Ehl-i hadis, Hz.Peygamber’in sünnetine göre eylemde bulunan (amel eden) kişilere verilen addır. Bunlar hadisleri (sünneti) mümkün olduğu kadar yoruma tabi tutmayan, kıyasa ve akla başvurmayan, aklî ilimlere itibar etmeyen kişilerdir. Hadislere zahiren (düz anlamıyla) bağlı kalmayı savunan Zâhirîler ile yakınlığı bulunan ehl-i hadis’in en önemli temsilcisi, 855 yılında vefat eden Ahmed b.Hanbel’dir. Bunlar, hakkında âyet veya hadis bulunan konularda âyet ve hadisleri esas alırlar; bulunmadığı takdirde rey ve içtihada başvurmak yerine susmayı tercih ederler.

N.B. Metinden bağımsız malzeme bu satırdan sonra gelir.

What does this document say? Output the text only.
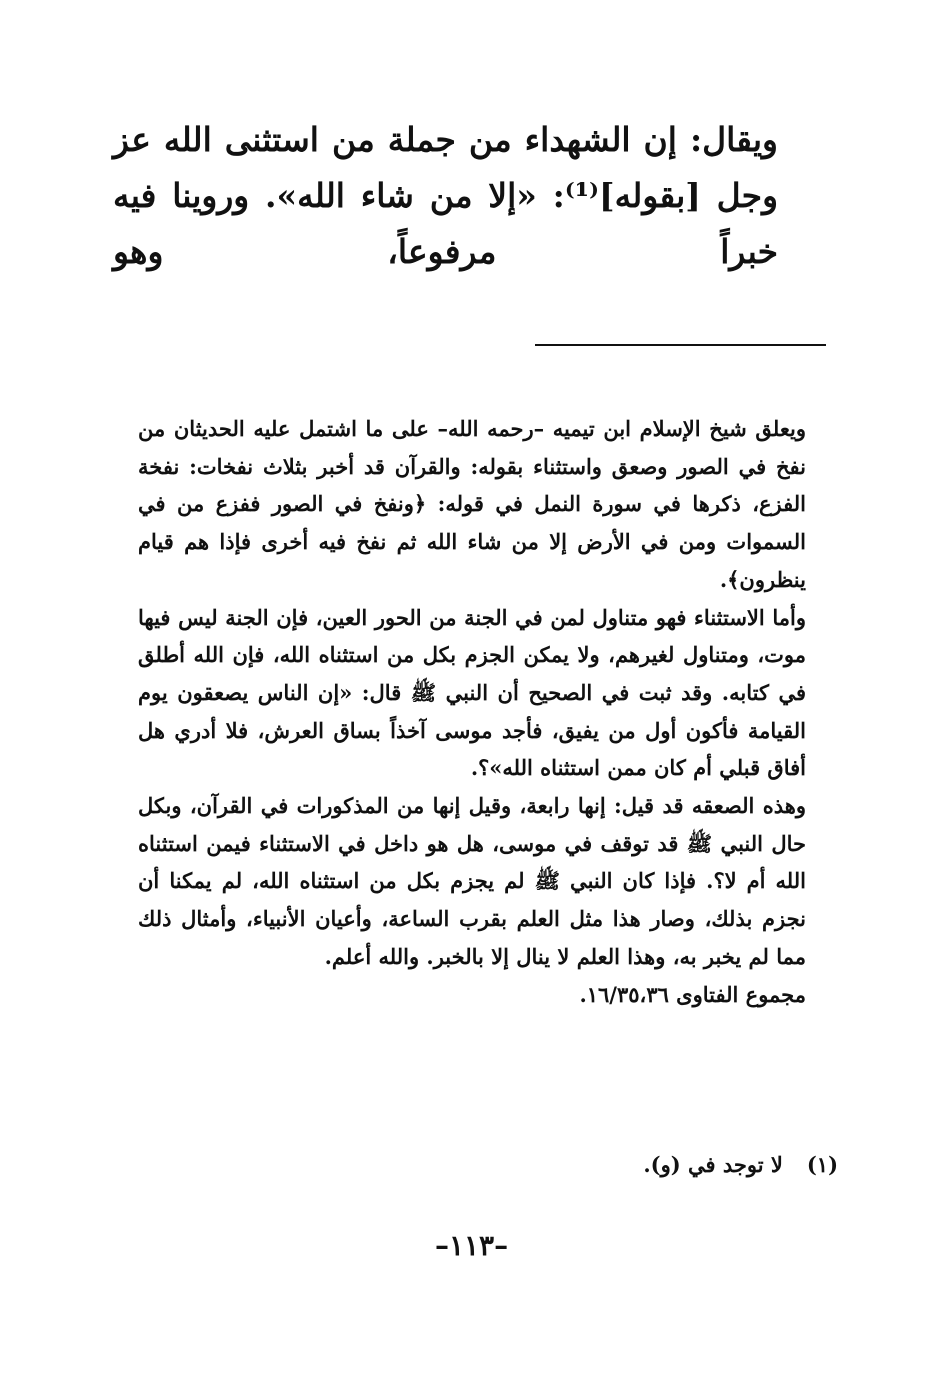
ويقال: إن الشهداء من جملة من استثنى الله عز وجل [بقوله]⁽¹⁾: «إلا من شاء الله». وروينا فيه خبراً مرفوعاً، وهو

ويعلق شيخ الإسلام ابن تيميه –رحمه الله– على ما اشتمل عليه الحديثان من نفخ في الصور وصعق واستثناء بقوله: والقرآن قد أخبر بثلاث نفخات: نفخة الفزع، ذكرها في سورة النمل في قوله: ﴿ونفخ في الصور ففزع من في السموات ومن في الأرض إلا من شاء الله ثم نفخ فيه أخرى فإذا هم قيام ينظرون﴾.

وأما الاستثناء فهو متناول لمن في الجنة من الحور العين، فإن الجنة ليس فيها موت، ومتناول لغيرهم، ولا يمكن الجزم بكل من استثناه الله، فإن الله أطلق في كتابه. وقد ثبت في الصحيح أن النبي ﷺ قال: «إن الناس يصعقون يوم القيامة فأكون أول من يفيق، فأجد موسى آخذاً بساق العرش، فلا أدري هل أفاق قبلي أم كان ممن استثناه الله»؟.

وهذه الصعقه قد قيل: إنها رابعة، وقيل إنها من المذكورات في القرآن، وبكل حال النبي ﷺ قد توقف في موسى، هل هو داخل في الاستثناء فيمن استثناه الله أم لا؟. فإذا كان النبي ﷺ لم يجزم بكل من استثناه الله، لم يمكنا أن نجزم بذلك، وصار هذا مثل العلم بقرب الساعة، وأعيان الأنبياء، وأمثال ذلك مما لم يخبر به، وهذا العلم لا ينال إلا بالخبر. والله أعلم.

مجموع الفتاوى ١٦/٣٥،٣٦.

(١)لا توجد في (و).
–١١٣–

Ebu Hanife ve öğrencileri için ehl-i rey yani rey taraftarı denilmiştir. Rey kelimesi İslâm hukukunda müçtehidin (din bilgininin), hakkında açık bir nas (ayet-hadis) bulunmayan fıkhî bir konuda belli metodlar kullanarak ulaştığı şahsi görüş anlamındadır. Irak ve Küfe ekolü olarak da adlandırılan ehl-i re’y taraftarları, âyet ve hadisin temas etmediği konularda akıl ve re’y ile karar verirler. Bu sebeple re’y taraftarları gelişen ve değişen dünya şartlarına İslâm dininin uyumunu sağlayarak dinin cihanşümul olma konusunda zorlanmaları engellemişler, ehl-i hadis’e göre daha geniş görüşlü ve kucaklayıcı olmuşlardır... (s.77-78)”

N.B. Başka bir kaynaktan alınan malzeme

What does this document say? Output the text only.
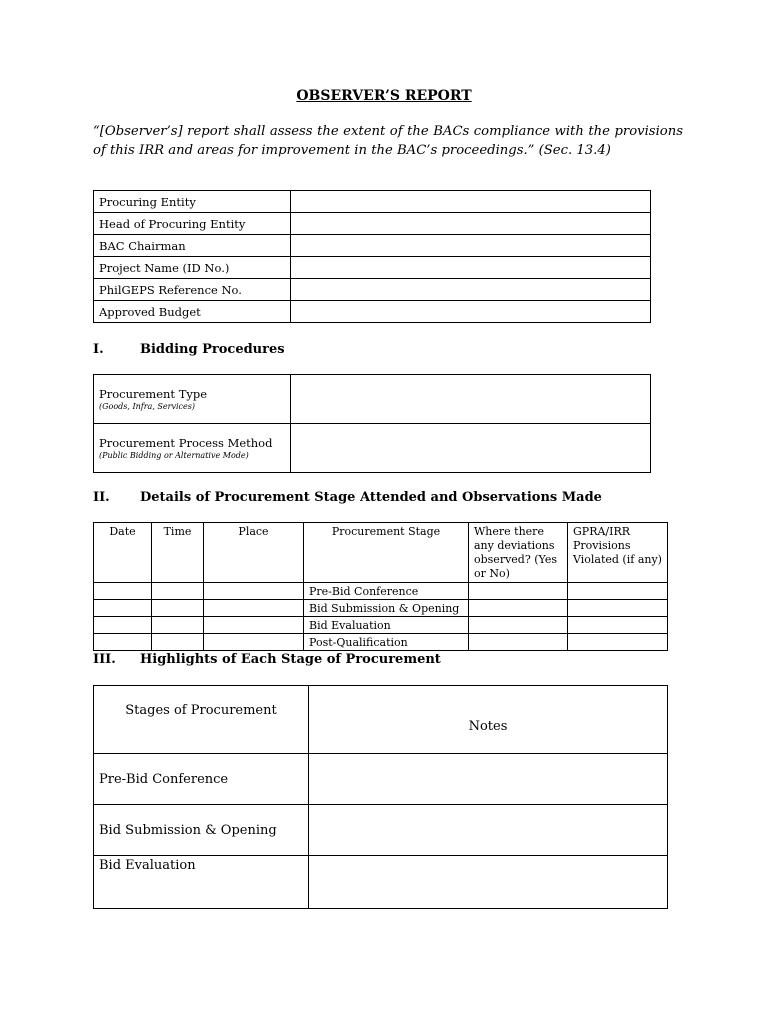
OBSERVER’S REPORT
“[Observer’s] report shall assess the extent of the BACs compliance with the provisions of this IRR and areas for improvement in the BAC’s proceedings.” (Sec. 13.4)
Procuring Entity	
Head of Procuring Entity	
BAC Chairman	
Project Name (ID No.)	
PhilGEPS Reference No.	
Approved Budget	
I.	Bidding Procedures
Procurement Type
(Goods, Infra, Services)	

Procurement Process Method
(Public Bidding or Alternative Mode)	

II. Details of Procurement Stage Attended and Observations Made
Date	Time	Place	Procurement Stage	Where there any deviations observed? (Yes or No)	GPRA/IRR Provisions Violated (if any)
			Pre-Bid Conference		
			Bid Submission & Opening		
			Bid Evaluation		
			Post-Qualification		
III. Highlights of Each Stage of Procurement
Stages of Procurement	Notes
Pre-Bid Conference	
Bid Submission & Opening	
Bid Evaluation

Uyanık ve gerçekçi olmak zorundayız
Tarih boyunca Türk Milleti’nin bazı dostları olsa da düşmanları daha çoktur. Kendi aramızda da mücadele etmişiz. “Cihana hâkim olma ve adalet dağıtma ülküsü” ile yıllardır düşmanlara karşı mücadele veriyoruz. İslâmiyet’i kabulümüzle birlikte bu uğurda oluk oluk kan akıtmışız. İslâm ülkeleri dahil kimseden bir yardım görmediğimiz gibi büyük ihanetlere uğramışız. Haçlılara karşı İslâmiyet’e siper olacağız derken, arkadan darbeyi din kardeşlerimizden (!) yemişiz. İster dış güçler, ister emperyalist devletler, isterseniz din kardeşlerimiz deyin fark etmiyor; üstümüze hepsi birlikte geliyorlar.
Türk Milleti; yalnız bir millettir, duygusal bir millettir, merhametli bir millettir. İyi niyetlidir. Çaresiz ve kimsesizlere hep kapısını açmıştır, kol-kanat germiştir. Ama bunu zaafımız olarak görmüşler ve kullanmışlardır. Bunun acısını tarihte çok çekmişizdir. Uyanık olmak, gerçekçi olmak zorundayız. Özellikle devlet yöneticilerinin ideolojik yaklaşımlarla, menfaat ilişkileriyle değil akılla, bilimle ve sabırla devleti yönetmeleri gerekmektedir.
Yazımı, Hoca Ahmet Yesevi’ye atfedilen “Türk müsün? Müslüman mısın?” sorusuna verdiği şu cevapla bitireyim: “Türklük kaderim, İslâmiyet tercihimdir.”